Sam Misa, City Editor

“‘Woman. Life. Freedom.’”

Anyone walking by the Benton County Courthouse on Saturday morning could’ve clearly heard this phrase being chanted by a group of people protesting for women’s rights in Iran, following the death of Mahsa Amini.

A 22-year-old Iranian, Amini had been arrested for allegedly not following the dress code for women by the Morality Police of Iran earlier this month. Allegedly falling into a coma as a result of police brutality — backed my multiple witnesses — Amini would end up dying on Sept. 16.

Despite attempts being made by the Islamic Republic to contain protesting, which included shutting down the internet in the country, the protests spread outside of the country leading to the one held Saturday morning. 

Joined by over 150 protests worldwide today, they were all organized as part of a movement headed by an Iranian activist, Hamed Esmaelion whose wife and daughter were killed in PS752 by the Islamic Revolutionary Guard Corps of Iran in early 2020.

“[Amini] was detained. She was beaten to death in custody and then she died a week after that due to brain injury. After her death, they mentioned that she died by accident, she had some health issues and because of that she died,” said Director of Online Programs and Senior Instructor at Oregon State University, Lily Ranjbar.

According to Ranjbar, who was born and raised in Iran, it’s not just the Iranian president, Ebrahim Raisi, who is being protested but the whole system.

“I got detained by the morality police three times in Iran,” Ranjbar said. “I was scared to death.
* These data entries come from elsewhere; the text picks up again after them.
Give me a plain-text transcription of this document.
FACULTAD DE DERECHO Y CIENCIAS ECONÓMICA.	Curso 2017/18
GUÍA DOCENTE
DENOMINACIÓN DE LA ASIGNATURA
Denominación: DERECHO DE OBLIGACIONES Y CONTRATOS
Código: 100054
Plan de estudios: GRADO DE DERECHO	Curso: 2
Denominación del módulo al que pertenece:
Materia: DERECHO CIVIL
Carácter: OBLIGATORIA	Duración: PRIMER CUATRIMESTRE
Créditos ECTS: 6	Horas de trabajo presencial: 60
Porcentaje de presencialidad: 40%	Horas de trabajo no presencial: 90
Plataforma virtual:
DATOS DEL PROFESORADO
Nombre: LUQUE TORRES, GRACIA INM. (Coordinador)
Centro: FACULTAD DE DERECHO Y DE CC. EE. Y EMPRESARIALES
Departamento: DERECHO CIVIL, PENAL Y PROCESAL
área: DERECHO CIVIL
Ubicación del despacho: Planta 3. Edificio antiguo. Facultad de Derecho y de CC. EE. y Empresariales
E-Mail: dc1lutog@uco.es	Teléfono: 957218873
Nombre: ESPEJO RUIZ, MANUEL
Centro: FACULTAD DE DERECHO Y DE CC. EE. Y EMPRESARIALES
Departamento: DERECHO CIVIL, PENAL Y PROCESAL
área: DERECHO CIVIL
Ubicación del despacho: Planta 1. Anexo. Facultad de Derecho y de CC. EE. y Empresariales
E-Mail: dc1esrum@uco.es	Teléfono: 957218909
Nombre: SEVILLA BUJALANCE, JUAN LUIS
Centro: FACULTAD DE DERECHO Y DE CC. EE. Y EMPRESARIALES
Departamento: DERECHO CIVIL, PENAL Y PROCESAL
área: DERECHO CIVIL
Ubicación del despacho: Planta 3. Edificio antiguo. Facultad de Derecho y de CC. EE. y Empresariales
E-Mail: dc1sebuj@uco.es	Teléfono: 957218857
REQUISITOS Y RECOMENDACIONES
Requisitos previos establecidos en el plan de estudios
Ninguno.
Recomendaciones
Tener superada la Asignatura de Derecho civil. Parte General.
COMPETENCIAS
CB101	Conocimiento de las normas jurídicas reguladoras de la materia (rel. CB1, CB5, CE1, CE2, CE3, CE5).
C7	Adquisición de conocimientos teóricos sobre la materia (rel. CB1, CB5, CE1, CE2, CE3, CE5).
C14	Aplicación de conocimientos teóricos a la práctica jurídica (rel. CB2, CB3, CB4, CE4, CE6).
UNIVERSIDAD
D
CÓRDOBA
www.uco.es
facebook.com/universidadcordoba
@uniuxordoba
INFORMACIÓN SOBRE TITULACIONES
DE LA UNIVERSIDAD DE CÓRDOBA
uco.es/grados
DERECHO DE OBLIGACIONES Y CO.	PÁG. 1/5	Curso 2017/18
They were pulling me and they wanted to just put me in a big van. They just get Iranian women and put them in the van and send them to some center.”

These so-called education centers are where people accused of breaking the policies of the Morality Police are sent to be re-educated.

“We have been fighting the mandatory hijab, because that’s the most visible symbol of this religious dictatorship, but it goes beyond that,” said one Iranian OSU student. “The laws in the Islamic Republic actually are based on the Islamic laws, that means a woman’s life is literally quantified as half the life of a man.”

According to this student, deals such as the Nuclear Deal under the Obama Administration, should have helped the Iranian people, because sanctions on Iran would be loosened. 

Instead the loosened sanctions and the increased money flow into the country only benefited the government and the 50+ terrorist organizations that Iran has been and continues to support.

Iranian graduate student at OSU Arash Sanadi believes that almost all Iranian citizens oppose the Iranian government.

“These issues have been going on for more than 40 years now, since the Islamic Revolution,” said retired Corvallis resident Masoud Zavarehi.

For Zavarehi who emigrated from Iran in 1990, things have changed drastically for the worse in Iran. 

“We had freedom. It was a progressive country, and it was just starting to become modernized,” Zavarehi said. “And then came the Islamic Revolution that pushed back the country 50 years. Now women don’t have certain rights, women can’t have certain jobs.”

Women have become second-class citizens, says Zavarehi, and their issues are also human-rights issues. 

“[Protestors] say women, life, freedom, because women are the essence of life. Then, of course, freedom,” Zavarehi said. “They want to have their choice on their body and their way of life. Unfortunately, this has been denied from them for a long, long time. It’s overdue.”